Each year, 55,000 visas (among which, since 1999, 5,000 are temporarily reserved for certain asylum seekers concerned by the Nicaraguan Adjustment and Central American Relief Act of 1997), are granted to citizens of countries with a low immigration rate to the United States via a lottery system (random selection of applicants deemed eligible) (Wasem and Ester, 2004). The lottery was launched in 1995 after a transition period from 1992 to 1994.

46

These objectives contrast with the U.S. immigration policy, which gives overwhelming priority to family reunification.

47

The under-15 population decreased in absolute terms between 1980 and 2010 in several Canadian provinces, notably in Quebec, Saskatchewan, and the Atlantic Provinces (Appendix Tables A.1 and A.12).
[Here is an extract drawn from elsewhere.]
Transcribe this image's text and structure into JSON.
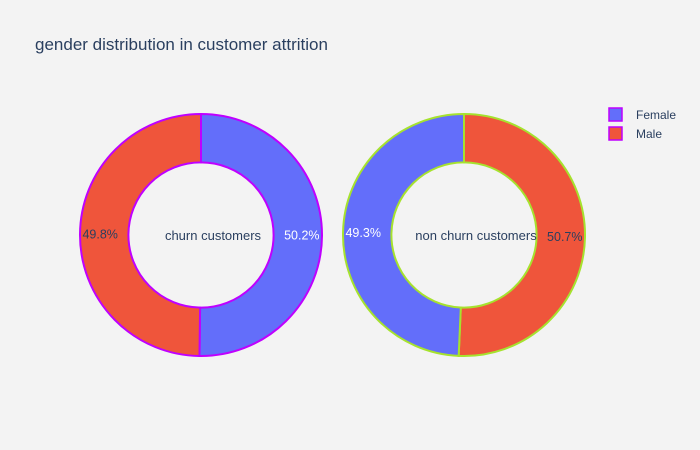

This is the case for only six states in the United States (North Dakota, District of Columbia, Louisiana, Maine, Michigan, and West Virginia).

48

West Virginia and Florida had the highest median ages in the United States in 1990 and 2000, but since then have been overtaken by Maine, Vermont and (in the case of Florida) New Hampshire (Howden and Meyer, 2011).

49

To permit comparisons between the two countries, only the projection results for the periods 2010–2050 at national level and 2010–2030 at regional level are presented here.